Interestingly, we did see quite significant changes in adipose tissues following pelvic irradiation. Adipose tissues are often overlooked in the context of radiation damage. At two and six months post-radiation, the adipose tissues underwent drastic morphological changes in response to radiation therapy. The average areas of the adipocytes were significantly smaller in irradiated adipose tissues as compared to unirradiated tissues. At two months post-radiation, we observed some inflammation in the irradiated adipose tissues but it was not significant (data not shown). At six months post-radiation, we did observe a significant increase in T cell infiltration into adipose tissues. MnTE-2-PyP treatment significantly prevented the decreased adipocyte size as well as the inflammation in adipose tissues caused by radiation. Others have reported that radiation results in the reduction of adipocyte size after radiation [19
]. Poglio et al. suggest that these morphological changes in adipocytes indicates a shift in metabolism. Specifically, radiation may induce mobilization of energy sources for adipose tissues to repair radiation damages.

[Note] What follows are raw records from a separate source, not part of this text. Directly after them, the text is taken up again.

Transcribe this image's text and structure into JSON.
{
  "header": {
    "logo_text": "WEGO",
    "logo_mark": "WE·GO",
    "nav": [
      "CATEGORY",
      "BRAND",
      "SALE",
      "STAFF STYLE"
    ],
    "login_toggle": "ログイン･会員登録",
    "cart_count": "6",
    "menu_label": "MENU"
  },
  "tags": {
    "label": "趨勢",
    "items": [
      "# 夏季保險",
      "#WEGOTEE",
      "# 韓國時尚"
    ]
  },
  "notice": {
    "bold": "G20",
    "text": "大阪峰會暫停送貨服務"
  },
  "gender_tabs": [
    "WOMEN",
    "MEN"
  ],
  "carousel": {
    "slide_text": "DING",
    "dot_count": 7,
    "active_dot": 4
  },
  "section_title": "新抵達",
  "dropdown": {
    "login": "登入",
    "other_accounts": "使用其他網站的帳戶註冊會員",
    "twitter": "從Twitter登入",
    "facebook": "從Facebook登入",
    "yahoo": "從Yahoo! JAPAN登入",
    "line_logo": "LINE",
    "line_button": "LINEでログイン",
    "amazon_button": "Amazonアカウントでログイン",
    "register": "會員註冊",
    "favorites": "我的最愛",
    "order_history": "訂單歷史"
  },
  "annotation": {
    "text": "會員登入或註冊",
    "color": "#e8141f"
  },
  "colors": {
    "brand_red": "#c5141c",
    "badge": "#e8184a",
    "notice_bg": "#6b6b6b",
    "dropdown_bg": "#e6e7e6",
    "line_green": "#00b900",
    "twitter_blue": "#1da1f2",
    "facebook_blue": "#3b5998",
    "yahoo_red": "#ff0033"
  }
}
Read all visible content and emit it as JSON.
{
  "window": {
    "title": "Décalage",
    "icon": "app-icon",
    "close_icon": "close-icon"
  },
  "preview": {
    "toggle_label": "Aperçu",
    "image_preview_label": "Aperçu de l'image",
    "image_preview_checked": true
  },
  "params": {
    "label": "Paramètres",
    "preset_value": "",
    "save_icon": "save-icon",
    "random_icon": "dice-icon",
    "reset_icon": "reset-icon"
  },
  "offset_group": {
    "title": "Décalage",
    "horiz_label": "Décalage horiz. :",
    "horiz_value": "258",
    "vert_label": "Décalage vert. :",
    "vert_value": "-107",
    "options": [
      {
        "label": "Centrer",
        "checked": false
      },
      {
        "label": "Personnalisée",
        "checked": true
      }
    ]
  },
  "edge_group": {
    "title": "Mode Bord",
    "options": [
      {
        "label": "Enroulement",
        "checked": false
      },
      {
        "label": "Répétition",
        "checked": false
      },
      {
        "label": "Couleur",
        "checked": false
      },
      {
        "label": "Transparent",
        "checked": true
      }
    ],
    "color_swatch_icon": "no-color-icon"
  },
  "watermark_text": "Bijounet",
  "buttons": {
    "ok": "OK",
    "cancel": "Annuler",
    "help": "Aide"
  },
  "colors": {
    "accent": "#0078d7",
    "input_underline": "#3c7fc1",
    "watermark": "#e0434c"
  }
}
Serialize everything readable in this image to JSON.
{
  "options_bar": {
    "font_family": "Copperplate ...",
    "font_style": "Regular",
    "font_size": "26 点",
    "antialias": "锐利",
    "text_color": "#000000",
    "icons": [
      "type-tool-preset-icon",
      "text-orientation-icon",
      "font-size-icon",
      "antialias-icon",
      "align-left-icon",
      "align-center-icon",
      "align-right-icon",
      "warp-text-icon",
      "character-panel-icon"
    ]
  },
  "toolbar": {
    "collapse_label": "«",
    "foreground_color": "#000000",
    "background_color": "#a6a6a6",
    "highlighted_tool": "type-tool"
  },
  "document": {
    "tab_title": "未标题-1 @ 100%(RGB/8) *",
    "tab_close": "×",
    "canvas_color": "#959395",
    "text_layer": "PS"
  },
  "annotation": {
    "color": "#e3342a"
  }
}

At two months post-radiation, we also observed changes in the T cell populations. We observed a trend of decreased Th1:Th2 ratios in the splenocytes of irradiated mice, although, it was not quite significant. MnTE-2-PyP treatment resulted in significantly higher Th1:Th2 ratios in irradiated splenocytes as compared to radiated alone cells. We tried to measure these T cell population changes after six months post-radiation but we had some technical difficulties. The antibody for IL-4 had lost its fluorescence and so when we analyzed the cell populations we detected little to no IL-4 production in these splenocytes. This is something that we would like to redo in the future to determine if these changes in T cell immunity persist 6 months after radiation. This switch in more Th2 secreting cells can activate M2 macrophages, which can make TGF-β and promote fibrosis. IL-4 secretion from the T cells can also directly activate the fibroblasts [66
]. Therefore, we believe that this increased inflammation in the adipose tissues may be contributing to the fibrosis of other irradiated tissues.
In conclusion, we have shown that the addition of MnTE-2-PyP to irradiated animals protects from fibroblast activation, fibrosis and inflammation associated with radiation exposure in both acute and chronic radiation models. We have also demonstrated that MnTE-2-PyP protects the adipose tissues from radiation-induced changes and inhibits inflammation in the adipose tissues in chronic models of radiation. We believe that MnTE-2-PyP is a potent radioprotector because this drug protects many cell types from radiation damage acutely and chronically after radiation exposure.